Britain’s top four banks are reportedly set to take another £1bn hit for mis-selling payment protection insurance - bringing the industry total to nearly £8bn.
Lloyds Banking Group, Barclays, HSBC and Royal Bank of Scotland will all disclose additional charges for the period between April and June in their half-year results.
Lloyds and HSBC, which report on Thursday and Monday respectively, will say that they set aside more than their PPI provisions for the first quarter of £375m and £300m, it's been reported.
RBS is expected to confirm that it is making a further allocation similar to its £125m first-quarter charge when it reports on August 3, while only Barclays is expected to allocate a smaller sum than its earlier £300m provision on Friday.
The latest figures will underline the serious impact the mis-selling scandal has had on Britain’s biggest banks and comes amid calls for an overhaul of the industry’s culture and business practices following the rate-rigging scandal.

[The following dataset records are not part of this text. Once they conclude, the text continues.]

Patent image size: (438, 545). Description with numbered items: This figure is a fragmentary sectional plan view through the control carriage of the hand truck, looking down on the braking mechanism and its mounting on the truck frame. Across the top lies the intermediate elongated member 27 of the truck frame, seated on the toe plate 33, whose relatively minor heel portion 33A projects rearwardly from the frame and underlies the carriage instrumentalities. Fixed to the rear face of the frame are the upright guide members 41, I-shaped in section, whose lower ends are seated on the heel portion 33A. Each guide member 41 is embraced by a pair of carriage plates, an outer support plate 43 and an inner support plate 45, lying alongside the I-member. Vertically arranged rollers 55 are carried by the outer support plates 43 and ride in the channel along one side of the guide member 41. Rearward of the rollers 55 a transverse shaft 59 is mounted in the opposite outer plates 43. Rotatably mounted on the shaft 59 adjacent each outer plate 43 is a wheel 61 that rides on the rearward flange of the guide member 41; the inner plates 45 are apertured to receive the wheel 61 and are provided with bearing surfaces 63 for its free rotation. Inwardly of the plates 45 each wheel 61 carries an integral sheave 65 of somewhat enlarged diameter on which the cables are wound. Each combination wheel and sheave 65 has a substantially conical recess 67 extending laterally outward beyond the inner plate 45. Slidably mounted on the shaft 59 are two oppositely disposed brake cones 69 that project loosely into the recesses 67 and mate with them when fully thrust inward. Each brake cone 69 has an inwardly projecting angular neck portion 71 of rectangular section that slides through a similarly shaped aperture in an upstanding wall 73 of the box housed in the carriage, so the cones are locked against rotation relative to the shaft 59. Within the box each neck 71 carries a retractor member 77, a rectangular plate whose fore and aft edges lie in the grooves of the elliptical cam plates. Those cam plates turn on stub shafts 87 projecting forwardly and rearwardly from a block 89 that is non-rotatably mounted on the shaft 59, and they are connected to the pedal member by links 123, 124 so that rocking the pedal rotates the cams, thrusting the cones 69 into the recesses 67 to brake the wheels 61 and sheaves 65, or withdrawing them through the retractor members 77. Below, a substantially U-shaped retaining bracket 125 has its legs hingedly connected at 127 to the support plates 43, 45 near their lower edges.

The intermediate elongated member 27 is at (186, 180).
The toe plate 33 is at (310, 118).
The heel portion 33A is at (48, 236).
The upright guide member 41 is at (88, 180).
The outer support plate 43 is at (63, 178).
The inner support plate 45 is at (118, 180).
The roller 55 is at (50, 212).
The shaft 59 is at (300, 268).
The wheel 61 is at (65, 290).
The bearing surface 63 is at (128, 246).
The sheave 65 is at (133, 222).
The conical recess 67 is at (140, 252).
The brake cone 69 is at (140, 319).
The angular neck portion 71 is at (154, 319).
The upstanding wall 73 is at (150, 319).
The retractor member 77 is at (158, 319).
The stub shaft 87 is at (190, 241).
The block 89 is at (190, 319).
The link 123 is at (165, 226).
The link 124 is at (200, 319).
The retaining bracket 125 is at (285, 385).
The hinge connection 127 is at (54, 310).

Britain’s top lenders have also been accused of mis-selling complex interest rate hedging products - known as swaps - and have agreed to pay compensation.
Taxpayer-backed Lloyds will have paid out at least £4bn alone for its mis-selling activity and will face questions over its involvement in the Libor-fixing scandal when it reports on Thursday.
Lloyds has previously admitted to "assisting the regulators" with their Libor investigations but would not comment further.
If the Financial Services Authority uncovers evidence of rate-rigging, the bank could face a multi-million pound fine, possible compensation claims and reputational damage.
But despite the difficult climate the bank is set to announce broadly flat underlying pre-tax profits of £1bn for the first six months of the year.
Meanwhile, Barclays has endured one of the most turbulent periods in its history after it was fined £290m by UK and US regulators for manipulating the Libor.
The affair led to the departure of chief executive Bob Diamond, triggered a fierce debate in Westminster over banking ethics and has spawned several closely-watched hearings before the Treasury Select Committee.
Marcus Agius, who will resign once a successor for Mr Diamond is found, will present the group’s interim results in his temporary role as executive chairman.
He will hope the figures, which are forecast to show a 10% rise in underlying profits, to £4.1bn, will go some way towards appeasing investors, who have seen the share price plunge 20% since the scandal broke.